The JUSTICE LORDS, as they were known, actually turned up in one of the most remarkable two-parters of the JUSTICE LEAGUE series, before it took on the "Unlimited" suffix and expanded its membership exponentially.
In this story, we were treated to a Justice League from an alternate universe, one in which the heroes had become far more hardcore and pro- active, even tyrannical, some might say. It actually started with the death of the Flash, which was not shown. Apparently the demise of this relatively happy-go-lucky hero was a severe blow to the morale, not to mention the moral center, of the rest of the team.
Bad went to worse when President Luthor, who it should be noted was NOT President in the Justice League's universe with which we were familiar (but was in the mainstream DC comic books, but if I get into that, we'll all get a headache), threatened to start a nuclear war, and pushed Superman just a little too far with his taunts and threats. Without a trace of remorse, Superman barbecued Luthor with his heat vision.

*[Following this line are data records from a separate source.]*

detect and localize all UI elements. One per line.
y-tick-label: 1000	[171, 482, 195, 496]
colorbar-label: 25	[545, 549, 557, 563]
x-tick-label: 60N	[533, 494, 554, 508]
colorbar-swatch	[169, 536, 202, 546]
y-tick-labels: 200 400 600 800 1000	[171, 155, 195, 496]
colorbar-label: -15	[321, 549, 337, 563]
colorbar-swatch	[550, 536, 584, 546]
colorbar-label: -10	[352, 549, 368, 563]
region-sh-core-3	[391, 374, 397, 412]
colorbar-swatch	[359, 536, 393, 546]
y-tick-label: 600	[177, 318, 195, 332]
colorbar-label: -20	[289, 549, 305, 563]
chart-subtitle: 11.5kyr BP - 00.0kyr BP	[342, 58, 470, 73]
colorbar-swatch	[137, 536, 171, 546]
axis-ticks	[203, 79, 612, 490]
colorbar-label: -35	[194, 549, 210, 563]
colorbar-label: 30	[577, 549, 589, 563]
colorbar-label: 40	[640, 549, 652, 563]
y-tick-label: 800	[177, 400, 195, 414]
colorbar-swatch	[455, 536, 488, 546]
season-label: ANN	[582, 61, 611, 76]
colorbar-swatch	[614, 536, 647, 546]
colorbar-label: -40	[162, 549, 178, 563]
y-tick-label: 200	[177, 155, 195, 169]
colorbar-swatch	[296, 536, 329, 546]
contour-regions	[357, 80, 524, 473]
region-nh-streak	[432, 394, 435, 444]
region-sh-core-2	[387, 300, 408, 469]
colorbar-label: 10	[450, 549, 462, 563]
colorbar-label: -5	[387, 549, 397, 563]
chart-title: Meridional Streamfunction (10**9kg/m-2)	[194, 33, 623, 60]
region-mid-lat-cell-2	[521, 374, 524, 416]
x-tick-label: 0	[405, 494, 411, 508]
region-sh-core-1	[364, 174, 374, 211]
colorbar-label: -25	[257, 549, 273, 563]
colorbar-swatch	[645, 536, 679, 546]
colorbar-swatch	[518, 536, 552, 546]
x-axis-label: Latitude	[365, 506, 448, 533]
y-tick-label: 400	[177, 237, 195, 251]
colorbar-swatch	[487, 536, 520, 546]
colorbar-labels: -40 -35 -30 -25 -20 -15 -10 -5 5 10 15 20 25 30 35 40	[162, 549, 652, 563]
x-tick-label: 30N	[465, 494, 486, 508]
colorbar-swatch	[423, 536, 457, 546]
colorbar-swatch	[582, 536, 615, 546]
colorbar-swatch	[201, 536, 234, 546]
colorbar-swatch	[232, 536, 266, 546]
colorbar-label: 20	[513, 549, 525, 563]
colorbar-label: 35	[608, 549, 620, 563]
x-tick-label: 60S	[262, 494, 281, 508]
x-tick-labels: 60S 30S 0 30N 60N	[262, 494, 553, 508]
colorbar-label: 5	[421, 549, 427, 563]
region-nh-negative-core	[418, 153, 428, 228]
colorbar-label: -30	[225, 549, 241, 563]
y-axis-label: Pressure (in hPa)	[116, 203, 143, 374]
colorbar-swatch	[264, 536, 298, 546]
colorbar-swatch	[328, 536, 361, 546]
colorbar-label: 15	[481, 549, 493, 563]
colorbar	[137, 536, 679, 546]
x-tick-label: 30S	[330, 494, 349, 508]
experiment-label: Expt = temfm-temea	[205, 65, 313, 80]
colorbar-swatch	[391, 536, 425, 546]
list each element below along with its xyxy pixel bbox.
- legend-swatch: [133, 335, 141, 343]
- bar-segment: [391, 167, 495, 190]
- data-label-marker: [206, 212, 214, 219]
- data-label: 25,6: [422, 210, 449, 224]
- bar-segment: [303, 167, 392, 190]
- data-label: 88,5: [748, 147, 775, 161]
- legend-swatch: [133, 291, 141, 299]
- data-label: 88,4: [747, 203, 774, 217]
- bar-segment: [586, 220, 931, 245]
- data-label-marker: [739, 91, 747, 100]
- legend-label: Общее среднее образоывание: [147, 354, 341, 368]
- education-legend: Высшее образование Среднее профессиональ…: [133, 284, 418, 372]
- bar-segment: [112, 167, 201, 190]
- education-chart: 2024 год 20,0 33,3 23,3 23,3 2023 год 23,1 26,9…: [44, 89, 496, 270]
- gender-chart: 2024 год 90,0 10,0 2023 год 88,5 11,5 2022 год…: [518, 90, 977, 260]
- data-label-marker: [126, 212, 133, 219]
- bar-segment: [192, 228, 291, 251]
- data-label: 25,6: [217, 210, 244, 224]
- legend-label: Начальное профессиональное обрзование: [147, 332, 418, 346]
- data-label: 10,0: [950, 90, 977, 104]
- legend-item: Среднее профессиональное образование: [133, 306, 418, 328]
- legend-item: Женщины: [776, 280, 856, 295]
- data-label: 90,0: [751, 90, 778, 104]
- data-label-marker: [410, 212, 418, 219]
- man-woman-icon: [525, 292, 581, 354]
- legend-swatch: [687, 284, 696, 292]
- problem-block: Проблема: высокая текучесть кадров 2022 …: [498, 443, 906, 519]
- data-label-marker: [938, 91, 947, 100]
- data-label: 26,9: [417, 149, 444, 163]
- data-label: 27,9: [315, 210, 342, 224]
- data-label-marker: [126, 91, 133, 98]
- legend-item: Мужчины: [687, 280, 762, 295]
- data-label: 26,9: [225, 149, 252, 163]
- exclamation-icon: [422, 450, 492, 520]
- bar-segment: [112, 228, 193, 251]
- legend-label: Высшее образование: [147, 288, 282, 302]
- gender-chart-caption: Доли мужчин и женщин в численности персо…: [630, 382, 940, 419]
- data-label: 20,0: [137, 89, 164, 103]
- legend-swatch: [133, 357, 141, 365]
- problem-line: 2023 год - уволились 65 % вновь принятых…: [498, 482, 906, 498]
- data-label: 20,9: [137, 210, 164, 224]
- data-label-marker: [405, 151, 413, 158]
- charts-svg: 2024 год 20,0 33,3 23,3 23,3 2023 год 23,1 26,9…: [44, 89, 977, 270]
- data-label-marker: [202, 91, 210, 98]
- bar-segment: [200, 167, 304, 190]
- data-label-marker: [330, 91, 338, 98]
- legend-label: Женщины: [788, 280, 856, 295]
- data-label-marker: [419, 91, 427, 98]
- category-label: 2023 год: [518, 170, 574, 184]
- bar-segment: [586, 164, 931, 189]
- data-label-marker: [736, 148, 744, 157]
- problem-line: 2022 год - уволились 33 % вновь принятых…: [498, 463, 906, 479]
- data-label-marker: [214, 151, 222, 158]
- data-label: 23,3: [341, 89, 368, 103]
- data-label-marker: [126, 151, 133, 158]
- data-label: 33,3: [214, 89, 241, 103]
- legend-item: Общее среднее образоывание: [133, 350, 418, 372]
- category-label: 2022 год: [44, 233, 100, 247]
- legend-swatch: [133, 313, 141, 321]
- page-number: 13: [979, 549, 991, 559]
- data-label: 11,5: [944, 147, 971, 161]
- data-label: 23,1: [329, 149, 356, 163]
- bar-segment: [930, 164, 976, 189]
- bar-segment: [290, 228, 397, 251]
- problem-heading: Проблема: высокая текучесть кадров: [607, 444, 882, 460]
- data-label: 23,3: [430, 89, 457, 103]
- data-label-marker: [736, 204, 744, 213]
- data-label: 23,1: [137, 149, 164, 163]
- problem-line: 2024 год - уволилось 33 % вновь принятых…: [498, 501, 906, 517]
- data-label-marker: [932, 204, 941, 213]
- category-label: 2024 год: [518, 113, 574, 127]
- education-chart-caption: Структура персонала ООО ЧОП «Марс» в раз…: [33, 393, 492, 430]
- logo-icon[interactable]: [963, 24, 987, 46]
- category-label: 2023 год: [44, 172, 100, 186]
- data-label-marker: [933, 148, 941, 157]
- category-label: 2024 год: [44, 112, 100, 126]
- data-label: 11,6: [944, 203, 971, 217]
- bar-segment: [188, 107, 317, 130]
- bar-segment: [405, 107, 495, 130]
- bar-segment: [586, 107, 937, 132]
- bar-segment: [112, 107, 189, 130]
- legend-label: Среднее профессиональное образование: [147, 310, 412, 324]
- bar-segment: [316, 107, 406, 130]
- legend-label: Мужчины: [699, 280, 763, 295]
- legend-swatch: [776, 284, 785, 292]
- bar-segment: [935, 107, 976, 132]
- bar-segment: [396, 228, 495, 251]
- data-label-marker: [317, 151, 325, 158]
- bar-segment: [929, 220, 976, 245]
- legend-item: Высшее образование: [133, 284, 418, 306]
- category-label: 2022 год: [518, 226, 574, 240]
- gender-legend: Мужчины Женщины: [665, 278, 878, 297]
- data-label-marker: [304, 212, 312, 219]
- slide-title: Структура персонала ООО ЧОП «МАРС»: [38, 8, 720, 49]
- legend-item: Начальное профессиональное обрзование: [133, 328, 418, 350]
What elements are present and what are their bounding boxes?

Jump ahead two years, and the Justice Lords basically had a stranglehold of order on the Earth. They had also discovered the "main" universe, with the heroes and villains with which we were familiar. The Justice Lords decided to do our universe a favor, switch places with our League, and mop up the villainy. They nearly got away with it, too, lobotomizing Doomsday, and imprisoning our League. Ultimately, though, our Batman swayed the Justice Lords' Batman, and our Superman was willing to team up with Luthor to stop the rest of the Lords.
It was still an astounding two-parter, generally regarded as a favorite among fans, and presented the six members of the League/Lords in all-new costume designs, the most remarkable of which was Superman's, who was dressed in a mostly black uniform with white cape and boots.

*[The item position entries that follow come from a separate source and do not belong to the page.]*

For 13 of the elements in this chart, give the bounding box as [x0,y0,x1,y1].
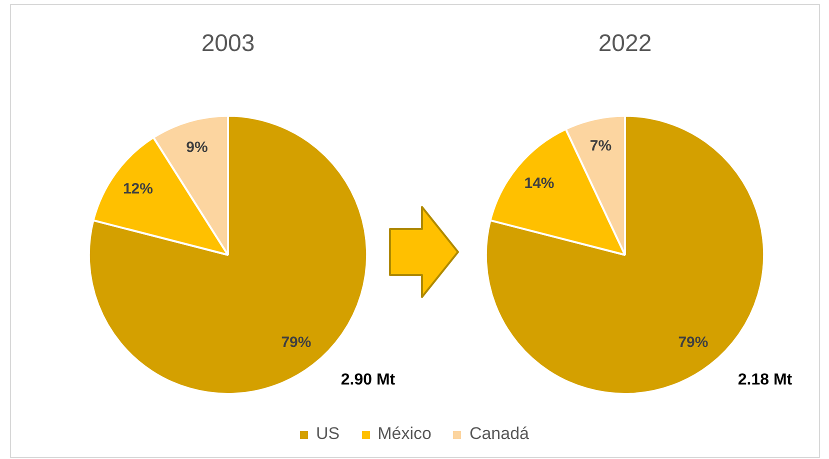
data-label: 9% [186,139,208,156]
data-label: 79% [281,334,312,351]
data-label: 79% [678,334,708,351]
legend-label: US [314,424,340,444]
legend-label: México [376,424,432,444]
text: 2.90 Mt [340,371,396,388]
data-label: 14% [524,175,554,192]
legend-label: Canadá [468,424,530,444]
chart-title: 2022 [598,30,652,58]
text: 2.18 Mt [738,371,793,388]
data-label: 12% [122,180,153,198]
data-label: 7% [590,137,612,154]
chart-title: 2003 [201,30,255,58]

With Mattel producing action figures for the Justice League even then, it was sincerely hoped that the Justice Lords might make the cut. It took a while, but three of them finally have been turned out as action figures, in one of the new three-packs. Justice Lords SUPERMAN, WONDER WOMAN, and BATMAN have finally been rendered in plastic.

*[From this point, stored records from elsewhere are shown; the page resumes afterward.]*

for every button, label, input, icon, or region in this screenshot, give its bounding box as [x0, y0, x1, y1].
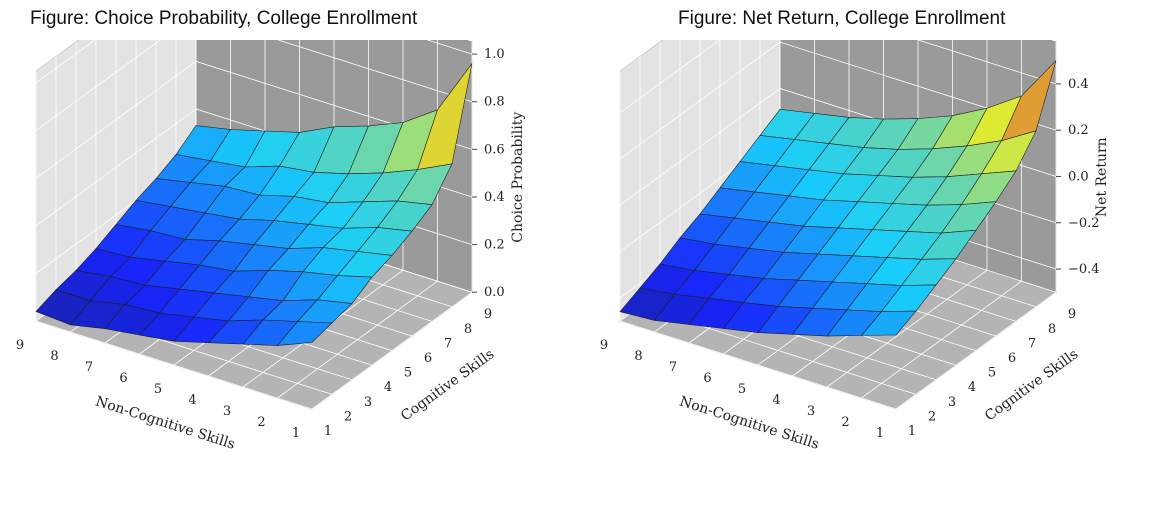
x-tick-label: 3: [223, 404, 231, 419]
x-tick-label: 7: [85, 360, 93, 375]
z-tick-label: 0.0: [484, 285, 505, 300]
z-axis-label: Net Return: [1094, 137, 1110, 217]
z-tick-label: 0.8: [484, 95, 505, 110]
y-tick-label: 9: [484, 307, 492, 322]
y-tick-label: 4: [384, 380, 392, 395]
z-tick-label: 0.4: [1068, 77, 1089, 92]
surface: [35, 63, 473, 346]
y-axis-label: Cognitive Skills: [398, 346, 497, 424]
x-tick-label: 6: [703, 371, 711, 386]
x-tick-label: 4: [772, 393, 780, 408]
surface-patch: [276, 321, 333, 346]
z-tick-label: 0.0: [1068, 169, 1089, 184]
y-tick-label: 1: [908, 424, 916, 439]
x-axis-label: Non-Cognitive Skills: [93, 394, 236, 453]
chart-panel-net-return: Figure: Net Return, College Enrollment −…: [584, 0, 1167, 517]
z-tick-label: 0.2: [1068, 123, 1089, 138]
y-tick-label: 4: [968, 380, 976, 395]
x-tick-label: 2: [257, 415, 265, 430]
x-tick-label: 6: [119, 371, 127, 386]
z-axis: 0.0 0.2 0.4 0.6 0.8 1.0 Choice Probability: [472, 47, 526, 300]
x-axis-label: Non-Cognitive Skills: [677, 394, 820, 453]
z-axis-label: Choice Probability: [510, 112, 526, 243]
y-tick-label: 9: [1068, 307, 1076, 322]
y-tick-label: 1: [324, 424, 332, 439]
z-tick-label: 0.4: [484, 190, 505, 205]
x-tick-label: 5: [738, 382, 746, 397]
x-tick-label: 1: [292, 426, 300, 441]
x-tick-label: 3: [807, 404, 815, 419]
chart-title: Figure: Net Return, College Enrollment: [678, 8, 1006, 29]
y-axis-label: Cognitive Skills: [982, 346, 1081, 424]
x-tick-label: 1: [876, 426, 884, 441]
y-tick-label: 8: [464, 322, 472, 337]
y-tick-label: 5: [404, 366, 412, 381]
x-tick-label: 9: [600, 338, 608, 353]
y-tick-label: 3: [948, 395, 956, 410]
x-tick-label: 2: [841, 415, 849, 430]
z-tick-label: −0.4: [1068, 262, 1100, 277]
x-tick-label: 8: [50, 349, 58, 364]
x-tick-label: 4: [188, 393, 196, 408]
surface-patch: [860, 310, 917, 336]
x-tick-label: 7: [669, 360, 677, 375]
x-tick-label: 9: [16, 338, 24, 353]
y-tick-label: 7: [1028, 336, 1036, 351]
surface: [619, 60, 1057, 337]
y-tick-label: 8: [1048, 322, 1056, 337]
y-tick-label: 3: [364, 395, 372, 410]
y-tick-label: 2: [928, 409, 936, 424]
z-tick-label: 0.2: [484, 238, 505, 253]
chart-title: Figure: Choice Probability, College Enro…: [30, 8, 418, 29]
z-axis: −0.4 −0.2 0.0 0.2 0.4 Net Return: [1056, 77, 1110, 277]
x-tick-label: 8: [634, 349, 642, 364]
z-tick-label: 1.0: [484, 47, 505, 62]
y-tick-label: 5: [988, 366, 996, 381]
chart-panel-choice-probability: Figure: Choice Probability, College Enro…: [0, 0, 583, 517]
y-tick-label: 7: [444, 336, 452, 351]
y-tick-label: 2: [344, 409, 352, 424]
z-tick-label: 0.6: [484, 142, 505, 157]
z-tick-label: −0.2: [1068, 216, 1100, 231]
y-tick-label: 6: [424, 351, 432, 366]
x-tick-label: 5: [154, 382, 162, 397]
y-tick-label: 6: [1008, 351, 1016, 366]
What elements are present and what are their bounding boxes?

So, how are the figures? Not bad at all -- although it's just as evident that Mattel is continuing to do this line as cheaply as they possibly can. I suspect with their forthcoming DC Super-Heroes line, a Batman-and- Superman-based series of highly-detailed, highly-articulated action figures that is clearly designed to give both DC Direct and Marvel Legends some serious competition, Mattel just doesn't regard the Justice League line with any great priority -- which is really too bad, because there's no question about the show's popularity, or that of its characters.
However, there's no question that the JUSTICE LORDS are welcome addition
to the collection, and certainly long-awaited. Let's consider them
SUPERMAN: Easily the most dynamic redo of any of the costume designs, this Superman has a black costume with a white cape and other white details on the uniform, including a white triangular shape across the front of the uniform, with the famous "S" symbol shaped in red in the center. It's really a very different-looking Superman. The figure is superb, with one glaring bit of evidence that this was merely repainted from a previous "standard" Superman -- you can see the sculpted outline of the original boots on the lower legs. Is that the neighbor's canary I hear singing, "cheap, cheap, cheap"?
WONDER WOMAN: Also an extensive remake of the original. Interestingly, the photo of the prototype on the back of the package shows a figure obviously repainted from an original Wonder Woman, which given the sculpted details would've worked even less well than the glitch with Superman's boots. Fortunately, the body was switched to what I have to believe is a "generic" female body mold being used for most of the female super-heroes turning up in this line. While there's no sculpted details, at least there's no mismatch BETWEEN sculpted and painted details as such, so it's acceptable enough from that standpoint. This Wonder Woman has short hair, and is wearing a red bodysuit with black trim and a red "double W" insignia.
BATMAN: Also redone from a previous Batman figure, but he can get away with it a little more easily because the bat-symbol is NOT sculpted into the uniform, and apart from that, the uniform is structurally very similar to the Batman we know. The Bat-symbol is different, and the colors, in a sense, are reversed. The Justice Lords Batman has a black uniform with a grey cowl and cape. Perhaps the similarity is intentional. Batman is a grim customer in any universe.
My only other complaint about these figures is their inability to stand. Although Batman and Superman are articulated at the knees, which gives them greater mobility than most Justice League figures, the heavy plastic capes do have an adverse effect on their balance, and they don't even have holes in their feet for posing on display stands -- if they even came with stands, which they don't. The difficulty in standing these figures in one of the greatest problems of the entire line.
However, setting that aside, these ARE cool figures, and they represent one of the most popular episodes of the entire Justice League series. Fans have been hoping for Justice Lords figures since they came out. I don't know that we'll get a second set that would give us Green Lantern, Martian Manhunter, and Hawkgirl, and honestly, I'd be a little surprised if we did. But at least we got the Justice Lords' "Big Three", and for any fan of the Justice League animated series, I most enthusiastically recommend this set!
I suggest you see about bringing the JUSTICE LORDS into your collection!